Tara Sievers -- shown at her Belmont Shores home with her 7-year-old son,… (Los Angeles Times )
A flurry of news reports, including one Thursday by my colleague Chad Terhune, has documented an unintended consequence of Obamacare: the decision by some employers to keep fewer full-time workers on the payroll or reduce the hours of near full-time workers to avoid having to provide health insurance.
There's no telling how widespread the practice is, but analysts (including those at the Congressional Budget Office) have been predicting it since before the law was passed. That's because the act's mandate to provide insurance falls only on employers that have 50 or more workers putting in at least 30 hours a week. Employers operating near that threshold have a clear incentive to stay on the underside, if doing so improves their bottom lines.
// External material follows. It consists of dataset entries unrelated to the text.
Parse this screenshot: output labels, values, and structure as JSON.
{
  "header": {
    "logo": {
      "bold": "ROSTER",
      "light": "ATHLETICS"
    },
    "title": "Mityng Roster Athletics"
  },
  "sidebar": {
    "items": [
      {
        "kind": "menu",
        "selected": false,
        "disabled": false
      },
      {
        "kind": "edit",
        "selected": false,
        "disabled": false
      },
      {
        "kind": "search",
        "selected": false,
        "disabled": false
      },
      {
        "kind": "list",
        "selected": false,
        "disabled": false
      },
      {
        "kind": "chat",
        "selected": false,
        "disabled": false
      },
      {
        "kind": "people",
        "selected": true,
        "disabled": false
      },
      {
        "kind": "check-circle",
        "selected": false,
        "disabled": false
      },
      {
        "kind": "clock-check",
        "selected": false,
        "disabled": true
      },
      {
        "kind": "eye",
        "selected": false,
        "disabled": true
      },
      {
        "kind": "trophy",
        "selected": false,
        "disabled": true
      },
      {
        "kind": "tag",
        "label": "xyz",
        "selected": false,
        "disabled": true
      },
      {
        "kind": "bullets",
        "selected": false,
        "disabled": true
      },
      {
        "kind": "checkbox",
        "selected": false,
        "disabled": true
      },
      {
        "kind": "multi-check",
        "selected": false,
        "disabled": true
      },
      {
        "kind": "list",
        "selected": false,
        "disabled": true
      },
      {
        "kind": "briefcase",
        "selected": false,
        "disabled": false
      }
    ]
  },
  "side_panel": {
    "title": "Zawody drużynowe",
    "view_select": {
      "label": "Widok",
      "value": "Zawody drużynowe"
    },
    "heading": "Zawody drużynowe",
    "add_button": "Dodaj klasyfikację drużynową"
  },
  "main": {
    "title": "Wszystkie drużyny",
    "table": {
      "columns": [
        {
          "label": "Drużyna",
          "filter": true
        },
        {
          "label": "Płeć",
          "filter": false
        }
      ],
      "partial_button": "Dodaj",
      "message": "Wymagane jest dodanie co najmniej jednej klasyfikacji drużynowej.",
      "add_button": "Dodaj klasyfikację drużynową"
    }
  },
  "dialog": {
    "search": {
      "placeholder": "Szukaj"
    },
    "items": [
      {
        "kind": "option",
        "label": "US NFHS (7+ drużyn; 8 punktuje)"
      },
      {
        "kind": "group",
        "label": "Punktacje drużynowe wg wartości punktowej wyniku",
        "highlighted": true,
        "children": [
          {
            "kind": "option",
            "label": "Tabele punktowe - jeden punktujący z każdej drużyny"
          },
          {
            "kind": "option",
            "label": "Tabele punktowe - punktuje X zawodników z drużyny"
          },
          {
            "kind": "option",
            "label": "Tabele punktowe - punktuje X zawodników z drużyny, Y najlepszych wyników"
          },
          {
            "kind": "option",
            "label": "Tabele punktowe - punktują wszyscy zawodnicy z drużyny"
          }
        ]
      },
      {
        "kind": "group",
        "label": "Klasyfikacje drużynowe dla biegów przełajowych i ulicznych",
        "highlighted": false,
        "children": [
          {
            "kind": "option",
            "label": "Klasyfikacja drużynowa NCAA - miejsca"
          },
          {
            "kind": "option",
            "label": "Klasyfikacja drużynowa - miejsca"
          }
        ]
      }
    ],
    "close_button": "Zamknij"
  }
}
On the plus side, the law -- formally known as the Patient Protection and Affordable Care Act -- created subsidies that will help millions of low- and moderate-income Americans obtain insurance. So the workers whose paychecks are shrinking may find themselves better off next year, when the new federal benefits start flowing.
Yet even supporters of the law have to concede that it's a problem when companies hire fewer workers or cut their hours. Opponents of Obamacare see a simple solution, namely, repealing it. That's not going to happen as long as Obama is president. So what else could be done to keep companies from trimming payrolls?
One idea being floated is to make it harder for employers to evade the penalties by reducing the minimum number of employees or hours worked. But that could prompt some employers to cut workers' hours further, exacerbating the problem.
A better approach is to look at the employment situation broadly. Companies typically offer healthcare benefits when they have to in order to attract the workers they need. The greater the supply of job-seekers, the less that employers have to offer in terms of benefits. The same goes for hours -- the bigger the pool of available workers, the more willing applicants are to accept less than full-time work. For proof, witness how the number of people working part time has jumped since the last recession began.
In that sense, the law's mandates are kicking in at a bad time. The labor market is flush with job-seekers; in addition to the 11.7 million unemployed in March, 7.6 million people who want full-time jobs are stuck in part-time positions, and 18.7 million more are part-timers by choice. If employers drive away some workers by cutting hours to avoid having to provide health insurance, they can probably find plenty of replacements.
Once the economy returns to full employment, companies won't have that kind of freedom, and workers who want full-time jobs will have more opportunities to land them. In other words, the cutbacks we're seeing today may just be a temporary phenomenon that will fade as the economy grows.
That's cold comfort for the workers whose hours are being cut today, or for the employers trying to figure out whether it makes economic sense to add a 50th employee. Ultimately, the best solution would be to dump employer-provided health insurance in favor of a system that provides the incentives and subsidies directly to individuals.
From an economist's point of view, employers don't pay for the health insurance they provide -- their workers do, typically by receiving lower wages and less-generous retirement benefits. The challenge for policymakers is figuring out how to shift away from the current system without providing a windfall to employers at their workers' expense.
Sen. Ron Wyden (D-Ore.) and a bipartisan group of co-sponsors proposed a way to do that in 2009, but their Healthy Americans Act never got much traction during the healthcare reform debate. It faced too much resistance on both sides of the aisle, with Republicans opposing its requirement that all adult Americans carry insurance and Democrats reluctant to take employers out of the insurance equation. Nevertheless, had Congress gone Wyden's route, it would have avoided the problems that are bubbling up now for workers whose employers are scrambling to avoid penalties for not providing coverage.